HugoSánchez Casanova
Familia SAC Por Hugo Sánchez Casanova

“¿Oportunista o estadista?” Es una pregunta que nuestra actual realidad nos lleva a poner por enésima vez sobre la mesa para identificar a quién elegimos como presidente de nuestra nación. Valga la oportunidad para hacer un paralelo con las empresas y repensar lo que éstas necesitan como líder: ¿un negociante o un empresario?

Quiero permitirme hacer una comparación entre estas figuras para que lo que nos pasa en la política tenga un aprendizaje en lo empresarial y para ello voy a comentar sólo tres aspectos:

  • Visión de corto o largo plazo. Tanto oportunistas como los negociantes tienen “olfato” para aprovechar las circunstancias y sacar ventaja de una determinada coyuntura. Es la oportunidad de dar el primer golpe, o de posicionarse primero en el inconciente (o conciente) colectivo. La consistencia de la oferta no es lo relevante, más ventajoso es aprovechar la novedad (en el sentido de nuevo o de cambio). Sostener la propuesta en el tiempo no es una limitante, “ya se verá” sería el pensamiento cortoplacista. Es cierto que muchas veces se inicia un emprendimiento de esa forma (como un negocio) pero el tema pasa por si una vez iniciado, estamos dispuestos a no defraudar a nuestros consumidores en el futuro.
  • Involucrarse vs. comprometerse. Es conocida la broma de la gallina que invita al chancho a abrir un negocio: “vendamos desayunos americanos: yo pongo los huevos y tu el tocino” Los negociantes y oportunistas no están dispuestos a “dejar la piel”, solo ven de qué manera hacen uso de algún recurso para sacar provecho procurando que los afecte lo menos posible. Por ello, por ejemplo, prefieren que el banco los financie antes de poner de su propio capital, o son reacios a invertir en formar colaboradores. Pero tal vez lo más serio es no estar dispuestos a invertir en adaptarse a las necesidades de sus clientes o consumidores, quienes son cada vez más demandantes y conocedores. Cuando esto se vuelve complejo prefieren dejar el negocio y buscar otra oportunidad latente.
  • Personalismo contra institucionalismo. En este blog hemos comentado repetidamente la necesidad que las empresas familiares se institucionalicen pues es la única vía para que perduren, por muchas razones pero la más lógica es que si la empresa es dependiente de su propietario, tarde o temprano, por ley natural, éste faltará y entonces la empresa quedará huérfana con grandes debilidades posiblemente insalvables. Ir por el camino del institucionalismo obliga a tener personas formadas y comprometidas, con una visión de largo plazo, con valores comunes y con disciplina. Cabría preguntarse ¿han sido nuestras últimos presidentes fruto del institucionalismo o del personalismo?

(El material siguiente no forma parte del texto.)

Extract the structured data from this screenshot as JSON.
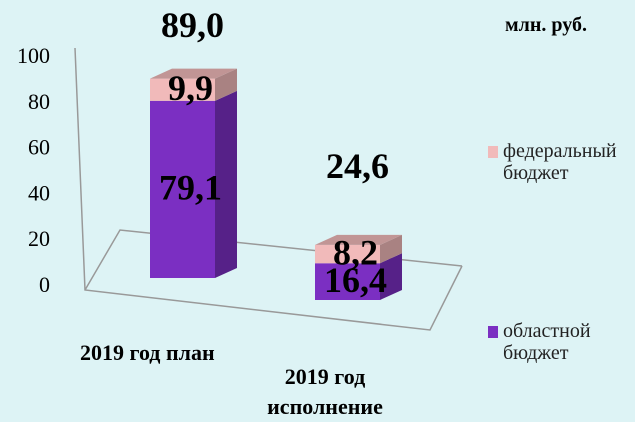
{
  "chart_data": {
    "type": "bar3d_stacked",
    "unit": "млн. руб.",
    "categories": [
      "2019 год план",
      "2019 год исполнение"
    ],
    "series": [
      {
        "name": "областной бюджет",
        "color": "#7b2fc2",
        "values": [
          79.1,
          16.4
        ],
        "value_labels": [
          "79,1",
          "16,4"
        ]
      },
      {
        "name": "федеральный бюджет",
        "color": "#f1baba",
        "values": [
          9.9,
          8.2
        ],
        "value_labels": [
          "9,9",
          "8,2"
        ]
      }
    ],
    "totals": [
      89.0,
      24.6
    ],
    "total_labels": [
      "89,0",
      "24,6"
    ],
    "ylim": [
      0,
      100
    ],
    "yticks": [
      0,
      20,
      40,
      60,
      80,
      100
    ],
    "grid": false
  }
}
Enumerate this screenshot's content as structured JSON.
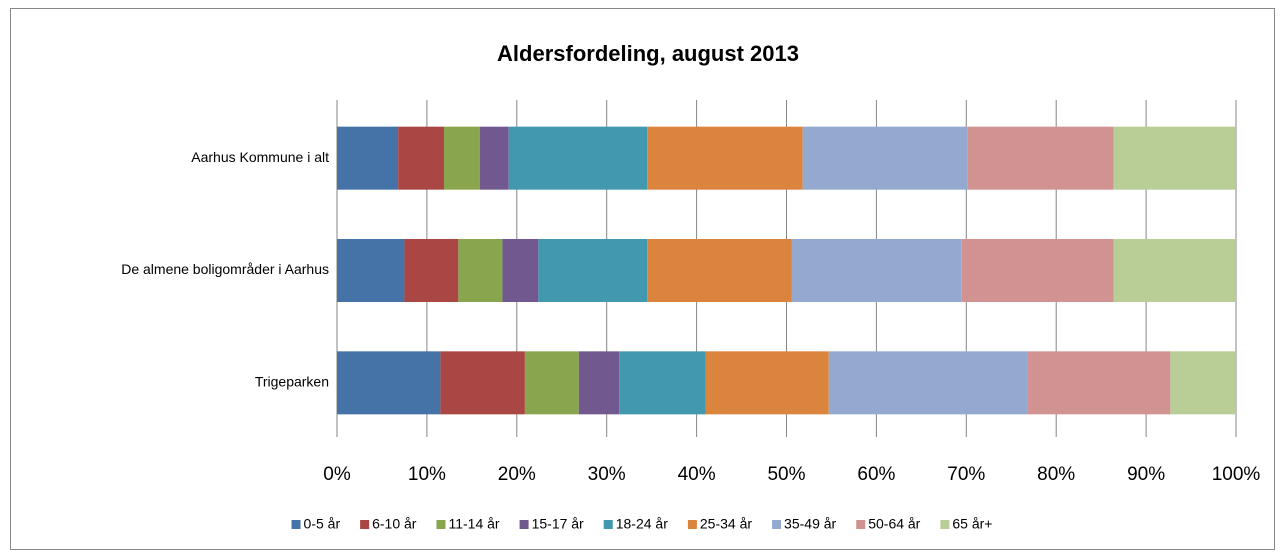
{
  "chart_data": {
    "type": "stacked_bar_horizontal",
    "title": "Aldersfordeling, august 2013",
    "categories": [
      "Aarhus Kommune i alt",
      "De almene boligområder i Aarhus",
      "Trigeparken"
    ],
    "series": [
      {
        "name": "0-5 år",
        "color": "#4572a7",
        "values": [
          6.8,
          7.5,
          11.5
        ]
      },
      {
        "name": "6-10 år",
        "color": "#aa4643",
        "values": [
          5.1,
          6.0,
          9.4
        ]
      },
      {
        "name": "11-14 år",
        "color": "#89a54e",
        "values": [
          4.0,
          4.9,
          6.0
        ]
      },
      {
        "name": "15-17 år",
        "color": "#71588f",
        "values": [
          3.2,
          4.0,
          4.5
        ]
      },
      {
        "name": "18-24 år",
        "color": "#4198af",
        "values": [
          15.4,
          12.1,
          9.6
        ]
      },
      {
        "name": "25-34 år",
        "color": "#db843d",
        "values": [
          17.3,
          16.1,
          13.7
        ]
      },
      {
        "name": "35-49 år",
        "color": "#93a9cf",
        "values": [
          18.3,
          18.9,
          22.1
        ]
      },
      {
        "name": "50-64 år",
        "color": "#d19392",
        "values": [
          16.3,
          16.9,
          15.9
        ]
      },
      {
        "name": "65 år+",
        "color": "#b9cd96",
        "values": [
          13.6,
          13.6,
          7.3
        ]
      }
    ],
    "xlim": [
      0,
      100
    ],
    "xticks": [
      {
        "value": 0,
        "label": "0%"
      },
      {
        "value": 10,
        "label": "10%"
      },
      {
        "value": 20,
        "label": "20%"
      },
      {
        "value": 30,
        "label": "30%"
      },
      {
        "value": 40,
        "label": "40%"
      },
      {
        "value": 50,
        "label": "50%"
      },
      {
        "value": 60,
        "label": "60%"
      },
      {
        "value": 70,
        "label": "70%"
      },
      {
        "value": 80,
        "label": "80%"
      },
      {
        "value": 90,
        "label": "90%"
      },
      {
        "value": 100,
        "label": "100%"
      }
    ],
    "grid": true,
    "legend": "bottom"
  }
}
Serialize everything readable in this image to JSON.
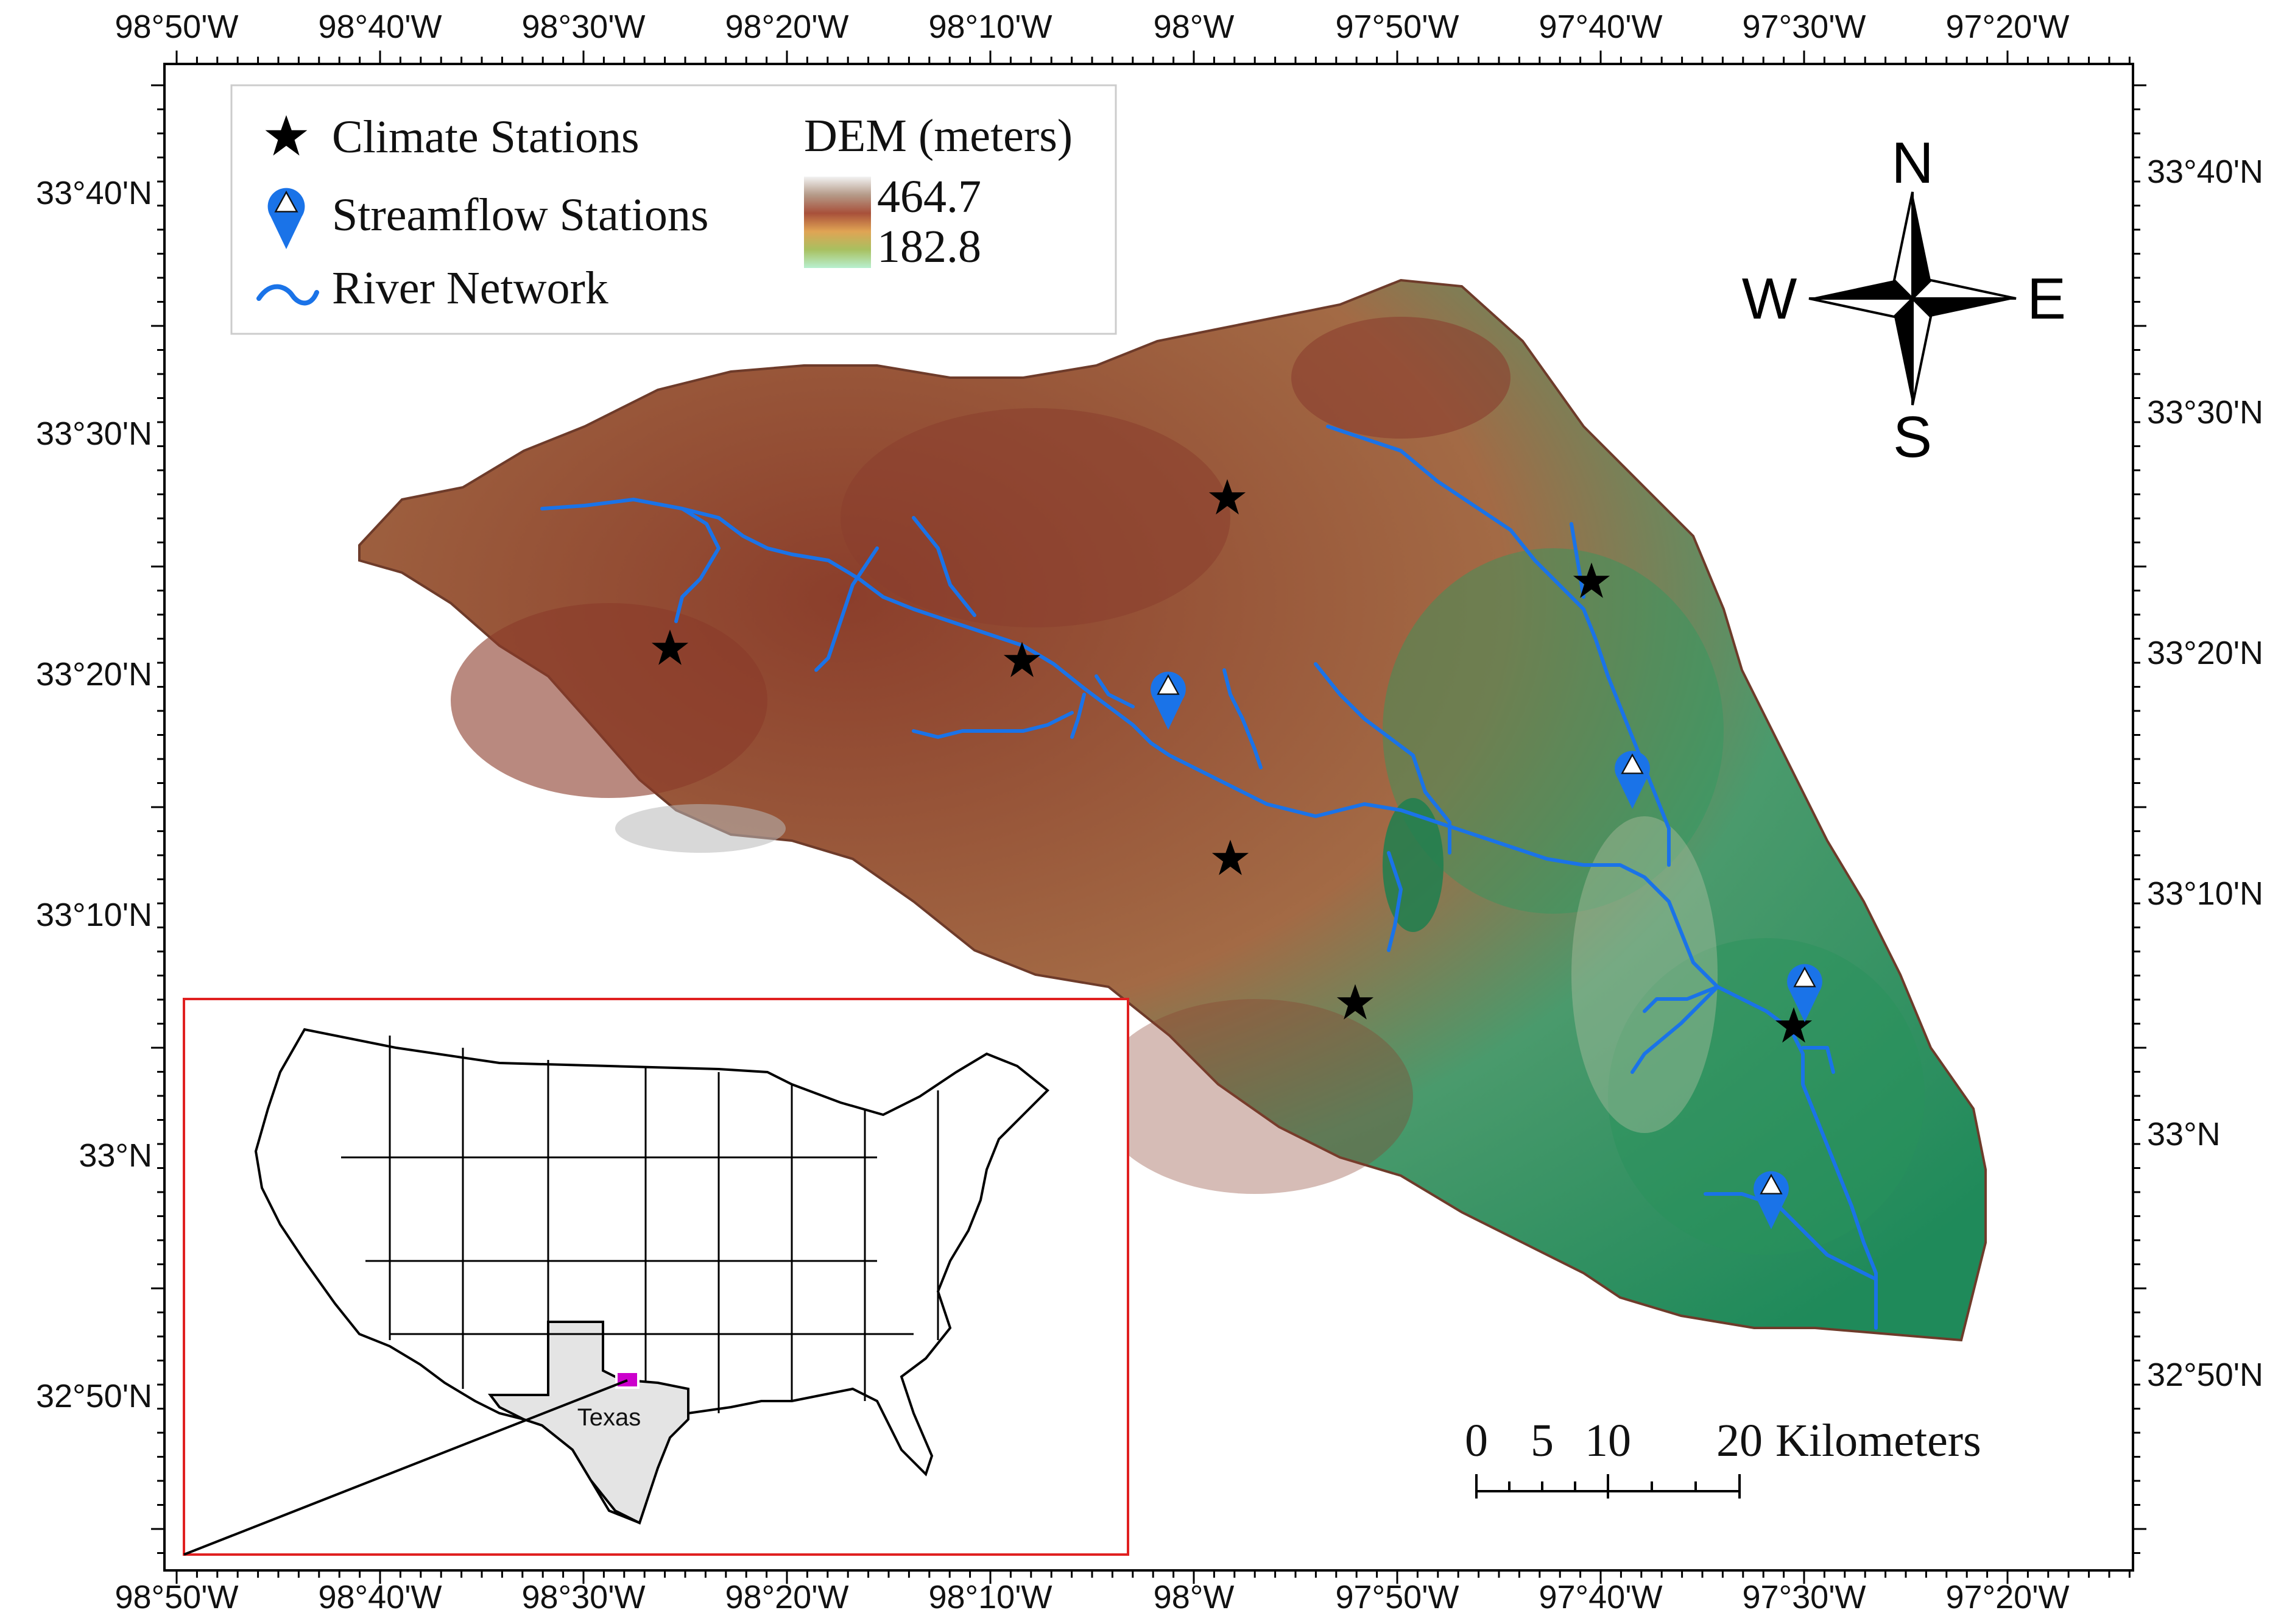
{
  "axes": {
    "top_ticks": [
      "98°50'W",
      "98°40'W",
      "98°30'W",
      "98°20'W",
      "98°10'W",
      "98°W",
      "97°50'W",
      "97°40'W",
      "97°30'W",
      "97°20'W"
    ],
    "bottom_ticks": [
      "98°50'W",
      "98°40'W",
      "98°30'W",
      "98°20'W",
      "98°10'W",
      "98°W",
      "97°50'W",
      "97°40'W",
      "97°30'W",
      "97°20'W"
    ],
    "left_ticks": [
      "33°40'N",
      "33°30'N",
      "33°20'N",
      "33°10'N",
      "33°N",
      "32°50'N"
    ],
    "right_ticks": [
      "33°40'N",
      "33°30'N",
      "33°20'N",
      "33°10'N",
      "33°N",
      "32°50'N"
    ]
  },
  "legend": {
    "climate_label": "Climate Stations",
    "streamflow_label": "Streamflow Stations",
    "river_label": "River Network",
    "dem_title": "DEM (meters)",
    "dem_max": "464.7",
    "dem_min": "182.8"
  },
  "compass": {
    "n": "N",
    "s": "S",
    "e": "E",
    "w": "W"
  },
  "scale_bar": {
    "labels": [
      "0",
      "5",
      "10",
      "20"
    ],
    "unit": "Kilometers"
  },
  "inset": {
    "state_label": "Texas"
  },
  "colors": {
    "river": "#1a73e8",
    "station_marker": "#1a73e8",
    "inset_border": "#e02020",
    "study_area": "#cc00cc",
    "texas_fill": "#e4e4e4"
  }
}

Ser negociante o empresario no es malo per se. Lo reprochable es venderse como empresario cuando en realidad solo se es un negociante, cuando lo que interesa es primordialmente los beneficios a corto plazo, sin compromiso y con un directo beneficiario. Los jóvenes describirían esto en circunstancias equivalentes como “un choque y fuga”. Pues en la política nos está pasando lo mismo, personajes que lejos de construir instituciones (en este ámbito se llaman partidos políticos) con criterios, políticas, idearios, etc. compartidos por un grupo de personas con claridad cognitiva, son agrupaciones de gente de poco bagaje que se junta para un único objetivo: ganar una elección. En contraposición, se dice que los estadistas trabajan más allá de las próximas elecciones; los estadistas plantean sus objetivos pensando en las próximas generaciones, en su bienestar y desarrollo.

Ser empresario (con todas sus letras) es una profesión muy noble y muy sacrificada, implica tener vocación de ser un verdadero líder que tal como nos ha enseñado Pablo Ferreiro en el PAD, no construya ganancia solo en lo económico, sino que logre dar verdadero servicio para los clientes, desarrollar mejores colaboradores y ser ejemplo en lo moral, que es lo que finalmente enaltece, lo que trasciende.

La pregunta entonces es: ¿qué necesitamos como mayoría: negociantes o empresarios, oportunistas o estadistas?